Anticoncepcionais podem causar infertilidade?

Os medicamentos contraceptivos, os chamados anticoncepcionais ou pílulas, não causam infertilidade. Acontece, entretanto, que o remédio pode mascarar algumas doenças que possam causá-la e algumas mulheres só descobrem os sintomas quando suspendem o uso para tentar engravidar.

Quando uma mulher toma um medicamento anticoncepcional, ele impede que seus folículos ovarianos (local onde se armazenam as células reprodutivas femininas) se desenvolvam e liberem o óvulo. Em outras palavras, inibe momentaneamente a ovulação e, portanto a fertilidade. Esse efeito não é permanente e, pouco tempo após parar de usá-los, muitas vezes inclusive no mês seguinte, a mulher volta a ovular normalmente e estará totalmente apta a ter filhos.

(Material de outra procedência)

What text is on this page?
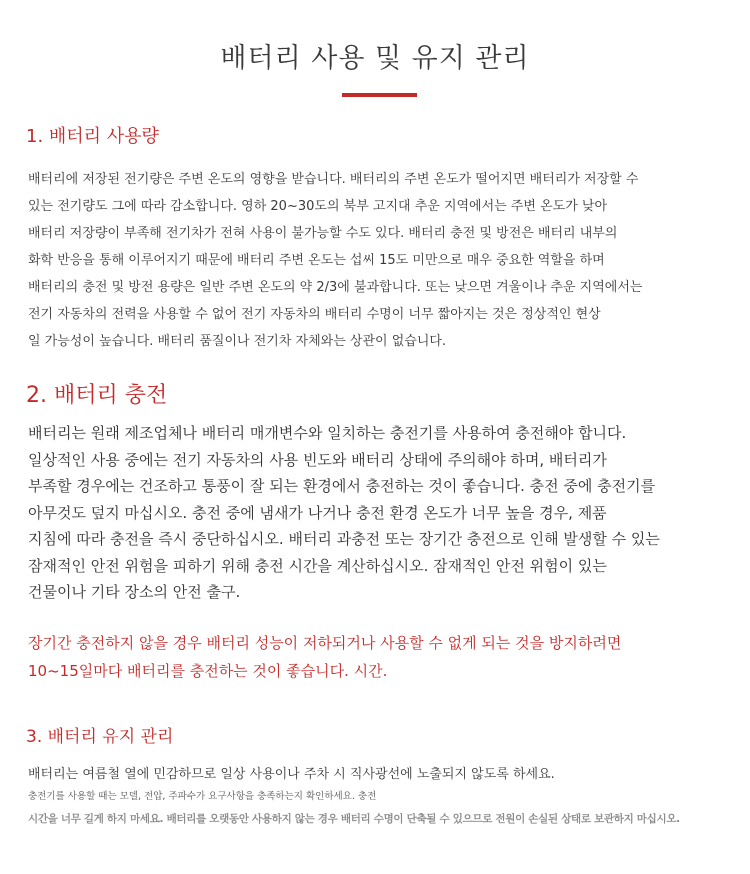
배터리 사용 및 유지 관리
1. 배터리 사용량
배터리에 저장된 전기량은 주변 온도의 영향을 받습니다. 배터리의 주변 온도가 떨어지면 배터리가 저장할 수
있는 전기량도 그에 따라 감소합니다. 영하 20~30도의 북부 고지대 추운 지역에서는 주변 온도가 낮아
배터리 저장량이 부족해 전기차가 전혀 사용이 불가능할 수도 있다. 배터리 충전 및 방전은 배터리 내부의
화학 반응을 통해 이루어지기 때문에 배터리 주변 온도는 섭씨 15도 미만으로 매우 중요한 역할을 하며
배터리의 충전 및 방전 용량은 일반 주변 온도의 약 2/3에 불과합니다. 또는 낮으면 겨울이나 추운 지역에서는
전기 자동차의 전력을 사용할 수 없어 전기 자동차의 배터리 수명이 너무 짧아지는 것은 정상적인 현상
일 가능성이 높습니다. 배터리 품질이나 전기차 자체와는 상관이 없습니다.
2. 배터리 충전
배터리는 원래 제조업체나 배터리 매개변수와 일치하는 충전기를 사용하여 충전해야 합니다.
일상적인 사용 중에는 전기 자동차의 사용 빈도와 배터리 상태에 주의해야 하며, 배터리가
부족할 경우에는 건조하고 통풍이 잘 되는 환경에서 충전하는 것이 좋습니다. 충전 중에 충전기를
아무것도 덮지 마십시오. 충전 중에 냄새가 나거나 충전 환경 온도가 너무 높을 경우, 제품
지침에 따라 충전을 즉시 중단하십시오. 배터리 과충전 또는 장기간 충전으로 인해 발생할 수 있는
잠재적인 안전 위험을 피하기 위해 충전 시간을 계산하십시오. 잠재적인 안전 위험이 있는
건물이나 기타 장소의 안전 출구.
장기간 충전하지 않을 경우 배터리 성능이 저하되거나 사용할 수 없게 되는 것을 방지하려면
10~15일마다 배터리를 충전하는 것이 좋습니다. 시간.
3. 배터리 유지 관리
배터리는 여름철 열에 민감하므로 일상 사용이나 주차 시 직사광선에 노출되지 않도록 하세요.
충전기를 사용할 때는 모델, 전압, 주파수가 요구사항을 충족하는지 확인하세요. 충전
시간을 너무 길게 하지 마세요. 배터리를 오랫동안 사용하지 않는 경우 배터리 수명이 단축될 수 있으므로 전원이 손실된 상태로 보관하지 마십시오.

Por outro lado, os anticoncepcionais podem disfarçar os efeitos mais evidentes de doenças que afetam a fertilidade, como a menopausa precoce, por exemplo. Essa patologia suspende a menstruação e as ovulações de mulheres antes do tempo, com menos de 40 anos, reduzindo as chances de gravidez . Estima-se que de 1% a 3% das mulheres tenham esse distúrbio.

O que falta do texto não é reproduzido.